Raskin was born in Russia in 1933, and during World War II escaped with his family to Kazakhstan, where he met Rabbi Levi Yitzchak Schneerson, father of future rebbe Menachem Mendel Schneerson. The elder Rabbi Schneerson had just been released from prison and exile, and the young Raskin often helped him with his religious and physical needs.
After the rebbe's ascent to Lubavitch leadership in 1951, Rabbi Raskin moved from Israel to Crown Heights where he became known as one of the rebbe's "Russian boys," rising to prominence in he movement.
In 1960, the rebbe directed asked Rabbi Raskin, who’d been working in Paris, to be his emissary to Morocco, where Chabad had more than 70 educational institutions.

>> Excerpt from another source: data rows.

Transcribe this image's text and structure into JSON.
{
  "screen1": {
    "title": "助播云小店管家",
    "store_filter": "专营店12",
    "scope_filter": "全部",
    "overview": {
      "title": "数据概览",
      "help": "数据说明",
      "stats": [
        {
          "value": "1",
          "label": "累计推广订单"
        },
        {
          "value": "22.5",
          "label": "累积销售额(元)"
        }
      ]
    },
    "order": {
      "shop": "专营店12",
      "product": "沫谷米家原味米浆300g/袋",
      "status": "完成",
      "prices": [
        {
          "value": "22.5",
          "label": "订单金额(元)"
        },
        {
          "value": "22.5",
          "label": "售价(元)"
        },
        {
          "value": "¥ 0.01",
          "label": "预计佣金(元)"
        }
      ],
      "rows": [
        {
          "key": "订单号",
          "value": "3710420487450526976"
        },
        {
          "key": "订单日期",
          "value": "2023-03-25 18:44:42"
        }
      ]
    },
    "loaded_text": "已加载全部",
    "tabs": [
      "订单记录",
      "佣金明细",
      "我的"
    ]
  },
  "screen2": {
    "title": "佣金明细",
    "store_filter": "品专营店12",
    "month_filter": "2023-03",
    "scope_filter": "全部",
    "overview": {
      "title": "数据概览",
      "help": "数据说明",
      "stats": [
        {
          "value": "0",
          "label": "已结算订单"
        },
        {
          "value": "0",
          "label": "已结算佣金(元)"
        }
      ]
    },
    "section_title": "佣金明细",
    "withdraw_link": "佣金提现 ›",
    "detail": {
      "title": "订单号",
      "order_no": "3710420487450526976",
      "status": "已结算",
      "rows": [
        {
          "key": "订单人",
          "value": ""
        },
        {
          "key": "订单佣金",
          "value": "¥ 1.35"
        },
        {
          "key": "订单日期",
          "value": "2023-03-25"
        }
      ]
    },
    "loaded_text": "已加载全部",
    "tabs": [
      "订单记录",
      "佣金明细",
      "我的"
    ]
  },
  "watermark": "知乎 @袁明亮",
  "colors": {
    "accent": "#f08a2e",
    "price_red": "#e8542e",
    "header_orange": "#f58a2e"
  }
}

Rabbi Yehuda Krinsky, administrator of Chabad-Lubavitch, said, "Rabbi Raskin raised two generations of Moroccan Jewish children, now spread around the globe, to love and respect their Sephardic Jewish heritage and loved each of them like his own child. His gallantry in serving his community, while risking physical danger, served as an example to all of us and stood his community in very good stead.” Rabbi Krinsky added that Rabbi Raskin “was a mentor to thousands of rabbinic leaders worldwide who looked to him as a model of self sacrifice.”
Even as Moroccan Jewry shrunk from 250,000 to less than 5,000, Rabbi Raskin stayed in Casablanca almost until his death, working closely with the American Jewish Joint Distribution Committee to maintain services for the remnant.
He had famously good relations with the late King Hassan II, and after anti-Semitic bombings in 2002, King Mohammed VI sent assurances to the Jewish community via Rabbi Raskin.
Within Chabad, Rabbi Raskin was one of the elder statesmen who stated that the messianic extremists were misinterpreting the rebbe's teachings.
Rabbi Raskin was buried in the Old Montefiore Cemetery in Queens, near the rebbe’s tomb.
Rabbi Raskin is survived by his wife, Reizel, four brothers and sisters, and six children who serve as emissaries in Vermont, Montreal, Maine and California.